Some file URIs don't get quoted and hashed correctly, and thus don't show their thumbnail
@jeff
Submitted by Jeff F.T. Assigned to Jeff F.T. @jeff
Description
http://specifications.freedesktop.org/thumbnail-spec/thumbnail-spec-latest.html
http://community.roxen.com/developers/idocs/rfc/rfc2396.html
About 95% of my files with esoteric filenames get quoted and hashed correctly so I can retrieve their thumbnail. However, in some corner cases it doesn't work. For instance, take this "raw" (unquoted) URI that we get from gst discoverer:
file:///home/jeff/Vidéos/AZO FAQs - My real job?.mp4
After it goes through pitivi's quote_uri:
file:///home/jeff/Vid%C3%A9os/AZO%20FAQs%20-%20My%20real%20job?.mp4
Apparently, this URI is not encoded/quoted correctly. Therefore, the thumbnail hash we compute from it (39a51fe1c4e8e416910c2e372e5c000d) is incorrect.

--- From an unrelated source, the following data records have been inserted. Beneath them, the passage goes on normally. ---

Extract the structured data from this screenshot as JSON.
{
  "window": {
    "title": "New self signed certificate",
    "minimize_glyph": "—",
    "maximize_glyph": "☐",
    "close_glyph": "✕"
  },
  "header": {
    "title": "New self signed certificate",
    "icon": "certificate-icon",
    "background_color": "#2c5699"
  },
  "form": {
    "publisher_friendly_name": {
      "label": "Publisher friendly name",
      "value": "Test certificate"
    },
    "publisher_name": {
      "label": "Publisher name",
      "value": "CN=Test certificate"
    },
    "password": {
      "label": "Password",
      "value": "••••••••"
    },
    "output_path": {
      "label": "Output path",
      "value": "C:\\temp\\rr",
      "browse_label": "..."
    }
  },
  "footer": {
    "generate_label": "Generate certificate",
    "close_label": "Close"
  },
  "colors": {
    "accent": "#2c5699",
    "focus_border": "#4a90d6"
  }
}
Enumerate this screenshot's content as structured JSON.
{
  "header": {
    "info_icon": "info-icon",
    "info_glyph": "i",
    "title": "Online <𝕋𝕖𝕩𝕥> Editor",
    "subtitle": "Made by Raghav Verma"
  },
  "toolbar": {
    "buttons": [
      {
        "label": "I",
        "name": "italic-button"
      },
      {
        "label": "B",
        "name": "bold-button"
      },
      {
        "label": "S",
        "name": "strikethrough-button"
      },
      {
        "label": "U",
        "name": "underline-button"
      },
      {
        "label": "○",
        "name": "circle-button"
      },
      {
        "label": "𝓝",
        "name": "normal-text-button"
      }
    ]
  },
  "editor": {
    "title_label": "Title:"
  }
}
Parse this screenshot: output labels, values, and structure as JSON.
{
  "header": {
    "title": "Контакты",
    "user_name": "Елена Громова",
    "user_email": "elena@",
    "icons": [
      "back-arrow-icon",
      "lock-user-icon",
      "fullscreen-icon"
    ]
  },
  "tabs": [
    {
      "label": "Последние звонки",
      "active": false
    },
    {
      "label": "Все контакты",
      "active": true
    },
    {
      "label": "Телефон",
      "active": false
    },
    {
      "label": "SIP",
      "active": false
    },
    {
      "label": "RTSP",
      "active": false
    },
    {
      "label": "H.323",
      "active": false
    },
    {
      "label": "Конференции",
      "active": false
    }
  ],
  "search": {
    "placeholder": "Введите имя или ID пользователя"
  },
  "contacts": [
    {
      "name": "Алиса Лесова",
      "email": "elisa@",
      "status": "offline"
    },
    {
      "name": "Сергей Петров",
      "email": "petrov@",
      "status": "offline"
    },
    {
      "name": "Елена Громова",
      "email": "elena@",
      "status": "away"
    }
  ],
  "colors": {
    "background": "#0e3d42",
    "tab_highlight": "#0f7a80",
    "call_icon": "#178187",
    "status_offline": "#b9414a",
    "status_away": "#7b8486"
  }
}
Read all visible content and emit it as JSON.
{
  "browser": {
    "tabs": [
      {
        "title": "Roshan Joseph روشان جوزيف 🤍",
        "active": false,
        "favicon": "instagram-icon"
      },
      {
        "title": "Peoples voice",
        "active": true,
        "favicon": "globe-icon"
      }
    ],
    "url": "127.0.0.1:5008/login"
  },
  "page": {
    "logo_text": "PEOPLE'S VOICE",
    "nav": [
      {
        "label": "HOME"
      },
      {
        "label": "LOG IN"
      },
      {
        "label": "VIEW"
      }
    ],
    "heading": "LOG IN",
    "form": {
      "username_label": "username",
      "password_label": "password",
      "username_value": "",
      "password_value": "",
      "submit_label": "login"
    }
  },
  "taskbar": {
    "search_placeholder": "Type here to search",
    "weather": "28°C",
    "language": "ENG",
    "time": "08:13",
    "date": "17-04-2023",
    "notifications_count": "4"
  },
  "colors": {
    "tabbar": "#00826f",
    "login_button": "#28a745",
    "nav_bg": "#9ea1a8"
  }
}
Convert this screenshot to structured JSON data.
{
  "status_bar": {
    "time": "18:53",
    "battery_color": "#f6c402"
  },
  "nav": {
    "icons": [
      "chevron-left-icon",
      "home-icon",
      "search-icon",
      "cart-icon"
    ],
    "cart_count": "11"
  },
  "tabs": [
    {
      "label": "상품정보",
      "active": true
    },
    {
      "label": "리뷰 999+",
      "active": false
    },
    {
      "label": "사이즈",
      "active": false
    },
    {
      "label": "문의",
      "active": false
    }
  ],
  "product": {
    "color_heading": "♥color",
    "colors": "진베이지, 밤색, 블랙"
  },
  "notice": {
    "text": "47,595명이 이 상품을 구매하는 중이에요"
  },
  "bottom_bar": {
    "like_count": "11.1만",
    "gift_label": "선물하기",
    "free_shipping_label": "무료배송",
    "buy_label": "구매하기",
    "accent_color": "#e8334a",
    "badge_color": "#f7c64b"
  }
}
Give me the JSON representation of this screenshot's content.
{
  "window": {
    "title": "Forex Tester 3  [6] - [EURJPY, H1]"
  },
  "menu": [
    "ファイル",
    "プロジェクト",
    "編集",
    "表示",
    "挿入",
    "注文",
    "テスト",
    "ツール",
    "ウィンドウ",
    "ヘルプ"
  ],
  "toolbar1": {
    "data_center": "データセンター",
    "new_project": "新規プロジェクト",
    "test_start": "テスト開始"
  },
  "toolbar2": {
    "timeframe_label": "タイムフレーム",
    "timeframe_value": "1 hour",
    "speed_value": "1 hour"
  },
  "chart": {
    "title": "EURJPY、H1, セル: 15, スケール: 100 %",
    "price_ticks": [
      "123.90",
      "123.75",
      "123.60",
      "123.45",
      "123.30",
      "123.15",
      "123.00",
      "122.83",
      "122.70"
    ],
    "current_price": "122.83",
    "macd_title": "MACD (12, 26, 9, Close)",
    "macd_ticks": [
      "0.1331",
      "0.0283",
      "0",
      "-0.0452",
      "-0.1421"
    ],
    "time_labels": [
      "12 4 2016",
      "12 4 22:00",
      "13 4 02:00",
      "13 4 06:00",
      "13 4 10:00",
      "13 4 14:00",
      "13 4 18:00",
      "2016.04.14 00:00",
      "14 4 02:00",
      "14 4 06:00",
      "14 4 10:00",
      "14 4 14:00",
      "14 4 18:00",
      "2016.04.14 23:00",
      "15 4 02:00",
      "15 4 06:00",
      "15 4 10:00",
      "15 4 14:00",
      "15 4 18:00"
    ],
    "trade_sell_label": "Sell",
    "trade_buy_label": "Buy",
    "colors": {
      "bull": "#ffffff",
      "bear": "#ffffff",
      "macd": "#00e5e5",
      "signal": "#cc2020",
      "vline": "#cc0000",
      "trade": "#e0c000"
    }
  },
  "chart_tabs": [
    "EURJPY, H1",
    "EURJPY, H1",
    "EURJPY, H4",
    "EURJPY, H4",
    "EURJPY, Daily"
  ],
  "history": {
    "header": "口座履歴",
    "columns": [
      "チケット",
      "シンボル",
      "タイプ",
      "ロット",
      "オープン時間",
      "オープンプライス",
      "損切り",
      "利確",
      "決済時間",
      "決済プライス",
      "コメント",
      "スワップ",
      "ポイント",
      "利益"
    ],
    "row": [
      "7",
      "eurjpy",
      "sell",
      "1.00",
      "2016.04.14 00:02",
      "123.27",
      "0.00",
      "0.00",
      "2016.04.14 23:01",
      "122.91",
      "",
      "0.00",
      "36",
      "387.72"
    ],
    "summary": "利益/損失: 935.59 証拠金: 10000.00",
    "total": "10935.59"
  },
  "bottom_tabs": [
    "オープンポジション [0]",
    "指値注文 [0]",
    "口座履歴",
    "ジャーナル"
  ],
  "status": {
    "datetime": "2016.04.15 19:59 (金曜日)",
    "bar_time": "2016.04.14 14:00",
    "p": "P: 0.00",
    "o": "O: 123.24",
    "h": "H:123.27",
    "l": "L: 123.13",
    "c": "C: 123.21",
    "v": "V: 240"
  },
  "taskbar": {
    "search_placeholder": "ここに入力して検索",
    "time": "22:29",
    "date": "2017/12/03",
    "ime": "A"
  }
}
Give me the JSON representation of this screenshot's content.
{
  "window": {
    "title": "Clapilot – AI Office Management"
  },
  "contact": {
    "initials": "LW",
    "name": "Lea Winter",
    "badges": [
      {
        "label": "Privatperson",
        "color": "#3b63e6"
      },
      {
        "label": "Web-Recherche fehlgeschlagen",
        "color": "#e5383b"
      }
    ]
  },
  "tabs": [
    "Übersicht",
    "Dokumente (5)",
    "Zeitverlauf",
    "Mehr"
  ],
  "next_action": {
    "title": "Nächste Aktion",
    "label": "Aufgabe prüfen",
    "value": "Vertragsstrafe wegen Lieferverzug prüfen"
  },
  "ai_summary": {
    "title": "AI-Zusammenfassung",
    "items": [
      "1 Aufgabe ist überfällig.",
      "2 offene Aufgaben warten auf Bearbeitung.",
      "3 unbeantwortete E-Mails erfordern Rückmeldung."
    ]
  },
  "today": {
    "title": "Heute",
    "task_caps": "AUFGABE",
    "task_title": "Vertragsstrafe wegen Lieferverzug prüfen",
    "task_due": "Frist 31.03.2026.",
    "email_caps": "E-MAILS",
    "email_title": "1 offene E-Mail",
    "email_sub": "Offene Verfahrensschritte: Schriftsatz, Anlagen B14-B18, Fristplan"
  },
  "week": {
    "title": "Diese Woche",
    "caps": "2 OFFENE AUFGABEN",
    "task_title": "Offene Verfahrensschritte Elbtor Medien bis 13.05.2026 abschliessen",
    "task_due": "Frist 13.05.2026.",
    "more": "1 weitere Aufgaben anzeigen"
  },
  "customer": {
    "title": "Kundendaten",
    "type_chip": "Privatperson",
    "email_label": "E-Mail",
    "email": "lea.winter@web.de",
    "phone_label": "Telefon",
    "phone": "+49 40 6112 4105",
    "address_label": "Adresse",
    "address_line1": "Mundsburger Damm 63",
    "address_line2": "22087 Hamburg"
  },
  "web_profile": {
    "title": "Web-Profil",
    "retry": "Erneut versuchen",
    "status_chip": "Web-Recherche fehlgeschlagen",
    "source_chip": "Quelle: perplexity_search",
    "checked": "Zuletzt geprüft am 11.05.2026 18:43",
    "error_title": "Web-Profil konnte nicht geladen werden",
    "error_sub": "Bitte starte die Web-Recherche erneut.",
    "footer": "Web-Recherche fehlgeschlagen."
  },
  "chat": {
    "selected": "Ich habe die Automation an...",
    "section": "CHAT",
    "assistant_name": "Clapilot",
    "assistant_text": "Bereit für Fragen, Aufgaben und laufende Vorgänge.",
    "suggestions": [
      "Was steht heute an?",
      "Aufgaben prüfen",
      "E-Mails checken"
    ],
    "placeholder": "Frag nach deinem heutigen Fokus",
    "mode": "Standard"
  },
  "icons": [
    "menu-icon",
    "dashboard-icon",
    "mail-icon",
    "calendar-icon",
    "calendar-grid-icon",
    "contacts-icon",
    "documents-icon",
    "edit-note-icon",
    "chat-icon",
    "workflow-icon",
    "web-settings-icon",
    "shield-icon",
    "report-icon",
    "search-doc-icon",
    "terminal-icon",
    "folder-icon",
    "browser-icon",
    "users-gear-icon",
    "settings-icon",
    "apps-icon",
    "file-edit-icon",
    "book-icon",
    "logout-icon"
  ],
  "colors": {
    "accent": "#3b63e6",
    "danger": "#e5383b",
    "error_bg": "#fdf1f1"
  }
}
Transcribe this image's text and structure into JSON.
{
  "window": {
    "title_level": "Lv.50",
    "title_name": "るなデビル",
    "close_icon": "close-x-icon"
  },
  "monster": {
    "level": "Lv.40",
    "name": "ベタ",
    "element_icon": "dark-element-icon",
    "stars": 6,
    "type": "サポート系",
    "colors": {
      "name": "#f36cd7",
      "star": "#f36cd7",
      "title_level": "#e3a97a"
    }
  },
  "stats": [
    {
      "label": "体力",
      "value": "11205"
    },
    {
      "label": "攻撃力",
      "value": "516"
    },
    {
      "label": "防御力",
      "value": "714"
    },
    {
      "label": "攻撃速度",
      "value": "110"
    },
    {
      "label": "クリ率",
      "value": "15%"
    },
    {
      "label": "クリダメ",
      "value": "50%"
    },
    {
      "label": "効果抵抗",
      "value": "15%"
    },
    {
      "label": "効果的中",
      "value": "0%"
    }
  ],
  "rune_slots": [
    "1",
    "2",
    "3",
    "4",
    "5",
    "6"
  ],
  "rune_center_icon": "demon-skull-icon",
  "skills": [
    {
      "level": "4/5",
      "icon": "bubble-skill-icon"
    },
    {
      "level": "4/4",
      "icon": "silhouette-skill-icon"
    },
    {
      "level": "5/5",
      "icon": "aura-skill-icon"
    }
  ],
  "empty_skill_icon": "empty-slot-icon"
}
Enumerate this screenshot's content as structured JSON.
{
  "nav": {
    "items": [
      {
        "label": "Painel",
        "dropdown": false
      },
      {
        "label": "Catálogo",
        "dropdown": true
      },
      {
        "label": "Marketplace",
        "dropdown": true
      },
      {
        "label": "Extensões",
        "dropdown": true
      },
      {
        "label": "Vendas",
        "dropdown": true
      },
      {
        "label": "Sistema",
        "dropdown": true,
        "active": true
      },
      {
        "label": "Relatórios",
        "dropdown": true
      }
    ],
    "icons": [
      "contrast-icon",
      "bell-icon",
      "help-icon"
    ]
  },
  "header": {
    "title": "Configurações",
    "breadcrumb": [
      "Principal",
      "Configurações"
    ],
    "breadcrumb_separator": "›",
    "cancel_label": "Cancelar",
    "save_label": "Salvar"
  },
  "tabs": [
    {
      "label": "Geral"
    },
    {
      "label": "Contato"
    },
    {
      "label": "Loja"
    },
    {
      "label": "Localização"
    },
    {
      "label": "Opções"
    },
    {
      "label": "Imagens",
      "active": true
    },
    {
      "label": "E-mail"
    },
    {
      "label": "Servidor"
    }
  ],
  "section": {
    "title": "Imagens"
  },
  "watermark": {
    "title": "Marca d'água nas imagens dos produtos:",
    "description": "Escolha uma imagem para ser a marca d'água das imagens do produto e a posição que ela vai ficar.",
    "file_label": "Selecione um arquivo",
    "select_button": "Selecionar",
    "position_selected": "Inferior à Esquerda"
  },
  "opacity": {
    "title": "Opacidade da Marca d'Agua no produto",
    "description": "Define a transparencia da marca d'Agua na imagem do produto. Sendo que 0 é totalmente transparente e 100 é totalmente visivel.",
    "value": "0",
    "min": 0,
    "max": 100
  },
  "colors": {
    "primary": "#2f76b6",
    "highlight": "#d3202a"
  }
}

The code that handles the quoting (as best as it can) to match RFC 2396 is utils/misc.py's quote_uri:
parts = list(urlsplit(uri, allow_fragments=False))
Make absolutely sure the string is unquoted before quoting again!
raw = unquote(parts[2])
For computing thumbnail md5 hashes in the source list, we must adhere to
RFC 2396. However, urllib's quote method only uses alphanumeric and "/"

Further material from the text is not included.